Generates novel combinations and ideas by recombining elements from training data in unexpected ways (e.g., GANs in art generation) (Generative Adversarial Networks, 2014)
Creates dense networks of associations between elements in training data, enabling complex pattern completion and generation tasks (Attention Is All You Need, 2017)
MoE architectures can handle a wider range of inputs without ballooning model size, suggesting potential for resolving conflicts between different AI components by synthesizing expert opinions into a coherent whole (Optimizing Generative AI Networking, 2024).
The appearance of similarities between Generative AI and the unconscious mind do not mean there is any actual equivilance to be had. We gotta stop using the same terminology to describe generative AI as we do humans because they are not the same thing in the slightest. This only leads to further unintentional bias, and an increased likelihood of seeing connections with the unconscious mind that don't actually exist.

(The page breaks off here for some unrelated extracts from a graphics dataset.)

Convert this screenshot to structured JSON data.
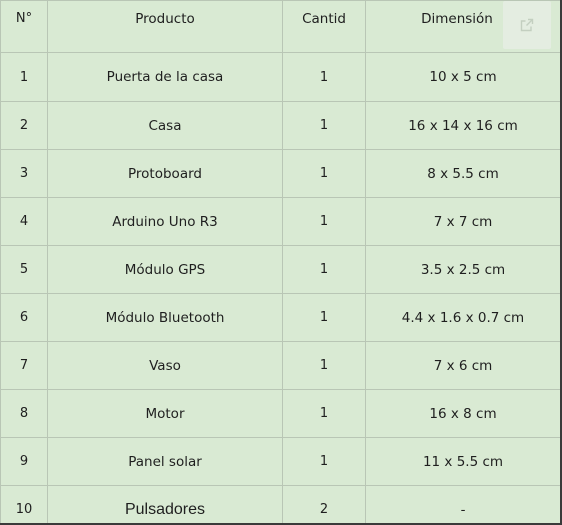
{
  "table": {
    "headers": {
      "number": "N°",
      "product": "Producto",
      "quantity": "Cantid",
      "dimension": "Dimensión"
    },
    "rows": [
      {
        "number": "1",
        "product": "Puerta de la casa",
        "quantity": "1",
        "dimension": "10 x 5 cm"
      },
      {
        "number": "2",
        "product": "Casa",
        "quantity": "1",
        "dimension": "16 x 14 x 16 cm"
      },
      {
        "number": "3",
        "product": "Protoboard",
        "quantity": "1",
        "dimension": "8 x 5.5 cm"
      },
      {
        "number": "4",
        "product": "Arduino Uno R3",
        "quantity": "1",
        "dimension": "7 x 7 cm"
      },
      {
        "number": "5",
        "product": "Módulo GPS",
        "quantity": "1",
        "dimension": "3.5 x 2.5 cm"
      },
      {
        "number": "6",
        "product": "Módulo Bluetooth",
        "quantity": "1",
        "dimension": "4.4 x 1.6 x 0.7 cm"
      },
      {
        "number": "7",
        "product": "Vaso",
        "quantity": "1",
        "dimension": "7 x 6 cm"
      },
      {
        "number": "8",
        "product": "Motor",
        "quantity": "1",
        "dimension": "16 x 8 cm"
      },
      {
        "number": "9",
        "product": "Panel solar",
        "quantity": "1",
        "dimension": "11 x 5.5 cm"
      },
      {
        "number": "10",
        "product": "Pulsadores",
        "quantity": "2",
        "dimension": "-"
      }
    ]
  },
  "colors": {
    "cell_background": "#d9ead3",
    "grid_line": "#b9c6b5",
    "outer_border": "#3a3a3a",
    "text": "#1f1f1f"
  },
  "icons": {
    "open_button": "open-in-new-icon"
  }
}
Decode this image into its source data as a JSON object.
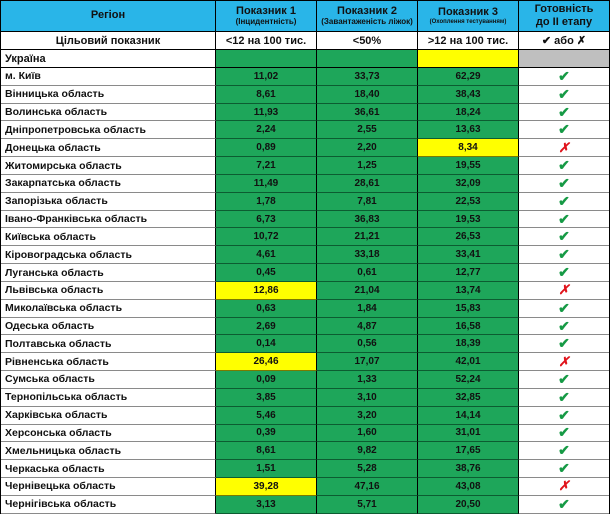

Typically speaking, the appearance of similarities should be explored for functional similarities. Even in the world of prompting, a user gets demonstrably better results (in some contexts) by acting as-if they're talking to a person. We can explore the similarities between interpersonal interaction and AI-interaction for overlap in effective modalities without claiming they're equivalent.
We can explore the similarities between interpersonal interaction and AI-interaction for overlap in effective modalities without claiming they’re equivalent.
Who is "we"? The reality is that these grifters are constantly claiming equivalence. The term "AI" is itself a misleading equivalence. I would much rather not be part of that "we".
I think that in the future generative A.I. will be seen like the Turbo Button, Desktop Publishing Revolution and Information Superhighway of their day, ideas that over promised, under delivered and faded into obscurity. I suspect that Block Chain and Crypto Currencies will go the same way for similar reasons as outlined below.
Machine Learning is a useful tool to automatically generate a model for a multivariate system where traditional modelling is too complex or time consuming.
Generative models are attempting to take that to a whole new level but I don't believe that it's either sustainable nor living up to the hype generated by breathless reporting by ignorant journalists who cannot distinguish advanced technology from magic.
It's not sustainable for a range of reasons. The most obvious is that the process universally disintegrates when it ingests content generated by the same process.
Furthermore, it doesn't learn, specifically, the model doesn't change until a new version is released, so it doesn't gather new models whilst it's being used.
And finally, it requires obscene amounts of energy to actually work and with the exponential growth of models, this is only going to get worse.
Source: I'm an ICT professional with 40 years experience
Isn't your comment more of a perspective on the public perception of AI, the missteps surrounding its implementation, and its current role - rather than an examination of the potential role (practically speaking) of generative AI in a more general AI model? As is the thrust of the post, generative AI will necessarily be part of a larger AI, in part to make up for its weaknesses, in part to utilize its strengths.
That said, generative AI isn't nearly as endangered by generated training data as is commonly understood. Even if it were that bad, embodiment is rapidly changing the landscape. There are a ton of papers about how to use larger models to make smaller models more effective, using generative AI to improve generative AI along with efficiencies. Heck, novel efficiencies get developed almost as regularly as novel use cases. We're always learning how to do more with less.
I think there were many unthinkable things achieved in the past that one can hope that we can find a way to train LLM-style "AI" a lot faster with way less recourses and thus achieve self trained assistants, that interact exactly as one expect from their personal helper.
Even if it doesn't work the same way, humans anthropomorphing pattern detection will grapple on to it as "same function, so same thing". As we slowly build general AI, other "things that don't work that way" will be attached on to it until we have a full general AI whose brain works nothing like humans but has pieces that work in similar fashions.
Sort of like how 60 Watt LED light bulbs don't use 60 Watts. "They produce the same about of light, so they must use the same amount of energy!"